Deed Versus Will

Deed Versus Will
question

All five children (myself and my siblings) are in our parents will, but only 3 are on the deed to their home. Would the to remaining two siblings who aren't on the deed be entitled to any money from the estate from the sale of our parents house? It is being sold because are parents have recently passed away.

answer

There might well be a simple answer...No, but alas in the land of the law, just as in Alice in Wonderland, many things are not as they seem.

You should confirm with a real estate lawyer in the state in which the property was located (which may differ from where the will was admitted to probate) what the ownership designation on the deed (title) means. If the children were all co-owners with rights of survivorship with your late parents then in fact the three listed children may now own the house. This is also important to evaluate to understand how the three surviving/inheriting children own the house. If you all three now own it jointly all three of you need to be insured until it is sold and all three may have to sign off on the documents necessary to consummating the sale.

If the will generally divided all assets say equally among the five children then assets governed by the will, i.e., subject to probate, should be divided equally. If the deed listed three of the children as co-owners with rights of survivorship then the house might in fact not be a probate asset and would not be governed by the will, but rather by the deed. So once you've confirmed with a real estate attorney what the title on the deed means you should confirm with an attorney that handles probate in the state where the will was or will be admitted (likely to be where your parents permanently resided, called domicile in tax jargon) that the will and probate process have no impact on the transfer of the house.

The above might turn out quite simply in that everything might be in one state (we don't answer any state specific questions) you may have a local attorney that will help you out with a quick consult on both issues, and perhaps even resolve the more complex stuff discussed below.

Now, let's not forget about Alice. If the will included a provision stating that the house was to be divided equally to the five children, but the deed only listed three, the resolution gets much trickier. Was the deed wrong? Was the will wrong? How can you resolve the inconsistency between the two documents? When were they signed? For example, if the will was signed with the supervision of an attorney while your parents were alive (see more on this below) but the deed was changed to list only three children a few weeks before your parents died and while they were quite ill, the circumstances might suggest some hanky panky. All of this is quite dependent on the facts and circumstances and local law. Also, given the endless possibilities, this too might be a quickie for a local lawyer as part of one simple consultation.

Now, just like those Cable TV late night infomercials...."There's more!"

If the estate is taxable who pays the tax? If the will states that whoever receives assets pays tax pro-rata regardless of whether the asset passes under the will, then the three children receiving the house would bear the tax on the value of the house included in the estate. If the will specifically states that all taxes are paid out of the probate estate you could have a technical legal issue and a big family feud. Unless the will expressly states that the estate bear the tax on non probate property (property like the house which appears to pass outside the estate) state law might provide that the children inheriting the house need to pay their share of the tax.

More yet....

What happened to the house when the first of your parents died? That is important to sort out with a real estate and probate attorney to be sure that the issues you raise above are properly addressed. Depending on how the deed was worded, if say your father passed away first, your mother might have become the sole owner, and this might affect how the property is now distributed.

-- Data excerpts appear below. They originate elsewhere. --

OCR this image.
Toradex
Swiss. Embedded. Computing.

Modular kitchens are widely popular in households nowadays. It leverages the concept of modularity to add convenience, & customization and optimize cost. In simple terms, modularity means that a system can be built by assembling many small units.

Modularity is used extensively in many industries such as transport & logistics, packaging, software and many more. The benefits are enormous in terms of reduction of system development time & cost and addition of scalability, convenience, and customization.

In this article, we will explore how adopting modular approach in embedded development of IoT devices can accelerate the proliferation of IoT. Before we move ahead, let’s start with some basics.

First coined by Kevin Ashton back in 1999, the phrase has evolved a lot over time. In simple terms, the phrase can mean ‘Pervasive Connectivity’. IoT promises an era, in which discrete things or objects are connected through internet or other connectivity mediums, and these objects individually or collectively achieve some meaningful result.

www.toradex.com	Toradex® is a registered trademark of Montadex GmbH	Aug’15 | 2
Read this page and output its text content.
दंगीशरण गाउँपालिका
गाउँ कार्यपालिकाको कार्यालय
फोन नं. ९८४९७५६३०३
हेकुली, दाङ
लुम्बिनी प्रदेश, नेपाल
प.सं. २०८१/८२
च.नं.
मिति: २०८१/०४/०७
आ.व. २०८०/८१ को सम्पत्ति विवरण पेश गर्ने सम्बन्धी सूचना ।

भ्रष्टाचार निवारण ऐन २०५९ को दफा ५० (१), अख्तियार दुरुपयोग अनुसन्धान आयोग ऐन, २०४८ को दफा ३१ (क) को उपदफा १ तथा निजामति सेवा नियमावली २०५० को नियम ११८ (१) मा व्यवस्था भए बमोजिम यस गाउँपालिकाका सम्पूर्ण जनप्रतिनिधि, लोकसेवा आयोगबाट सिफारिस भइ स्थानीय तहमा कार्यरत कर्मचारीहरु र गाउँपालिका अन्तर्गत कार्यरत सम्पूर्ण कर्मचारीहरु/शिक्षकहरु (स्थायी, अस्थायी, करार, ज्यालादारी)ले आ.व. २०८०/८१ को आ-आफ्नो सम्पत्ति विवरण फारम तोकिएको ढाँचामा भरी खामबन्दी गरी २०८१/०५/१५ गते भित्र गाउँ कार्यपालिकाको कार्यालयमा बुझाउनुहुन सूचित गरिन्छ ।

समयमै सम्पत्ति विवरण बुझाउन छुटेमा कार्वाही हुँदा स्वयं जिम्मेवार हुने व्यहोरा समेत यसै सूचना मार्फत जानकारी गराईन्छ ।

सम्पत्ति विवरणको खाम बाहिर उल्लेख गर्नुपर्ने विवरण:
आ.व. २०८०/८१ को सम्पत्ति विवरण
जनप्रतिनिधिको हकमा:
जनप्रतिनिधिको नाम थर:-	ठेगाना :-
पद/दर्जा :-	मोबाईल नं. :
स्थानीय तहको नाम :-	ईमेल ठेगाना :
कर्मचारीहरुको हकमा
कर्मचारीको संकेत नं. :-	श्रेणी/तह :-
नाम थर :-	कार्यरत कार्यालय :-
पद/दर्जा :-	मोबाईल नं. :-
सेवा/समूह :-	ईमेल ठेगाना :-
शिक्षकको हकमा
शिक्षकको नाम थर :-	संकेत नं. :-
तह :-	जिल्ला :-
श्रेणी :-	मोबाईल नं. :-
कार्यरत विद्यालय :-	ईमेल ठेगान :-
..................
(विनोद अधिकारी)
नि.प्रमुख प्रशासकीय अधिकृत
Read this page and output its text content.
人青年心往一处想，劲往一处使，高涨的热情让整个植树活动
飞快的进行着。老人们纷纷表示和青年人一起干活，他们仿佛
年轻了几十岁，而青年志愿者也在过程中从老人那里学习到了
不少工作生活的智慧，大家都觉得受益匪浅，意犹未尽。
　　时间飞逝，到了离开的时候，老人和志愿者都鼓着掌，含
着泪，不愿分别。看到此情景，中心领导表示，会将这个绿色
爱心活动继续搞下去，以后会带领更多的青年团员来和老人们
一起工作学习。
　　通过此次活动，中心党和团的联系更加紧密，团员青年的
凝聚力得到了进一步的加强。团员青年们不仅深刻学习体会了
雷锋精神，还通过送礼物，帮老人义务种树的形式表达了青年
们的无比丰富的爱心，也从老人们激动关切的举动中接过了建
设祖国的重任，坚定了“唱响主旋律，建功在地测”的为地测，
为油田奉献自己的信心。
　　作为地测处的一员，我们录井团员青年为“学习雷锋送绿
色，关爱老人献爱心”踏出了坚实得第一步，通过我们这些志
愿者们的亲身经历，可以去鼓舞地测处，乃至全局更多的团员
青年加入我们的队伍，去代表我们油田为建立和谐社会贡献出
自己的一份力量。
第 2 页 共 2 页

Don't forget income tax issues. Who owned the house on the first parent's death? Who deducted the taxes and interest on any mortgage? If the house is included in each parent's estate the "tax basis" (the amount used to determine the amount of taxable gain when the house is sold) will be increased to fair market value on the date of death. This might be important to eliminate capital gains as you say the house is now being sold. Even if the value of the house is down 30% from a few years ago, it could be worth substantially more than what your folks paid, so addressing this increase in tax base (called step up in basis in tax jargon) is important too.

Throughout this process be sure the house is properly insured for fire, casualty and liability and that the executors (personal representatives) of the estate are appropriately listed and protected.

While the above sounds complicated, you need to be sure that the ownership (chain of title) for the house is clean and properly addressed as any buyer's attorney (or perhaps title company) will want to make sure the buyer is getting a clean ownership in the house.

Yes the answer might be a simple, "no", but as is so often the case in the tax and legal world complications abound. The complications might all be solved with a quick and inexpensive consultation with the right lawyer (in your state), but not to take that precaution and miss out on any of the potential pot holes above could be a costly mistake.

Get some professional help. Get assurance that the issues above either don't apply to your situation, or if they do find out how to resolve them. Finally, be sure that you discuss with the attorney the estate hires whether there are any other issues to consider. Most importantly of all, try to resolve this without a family war. Since the house is being sold all that is left is money and memories. Don't let the money spoil it.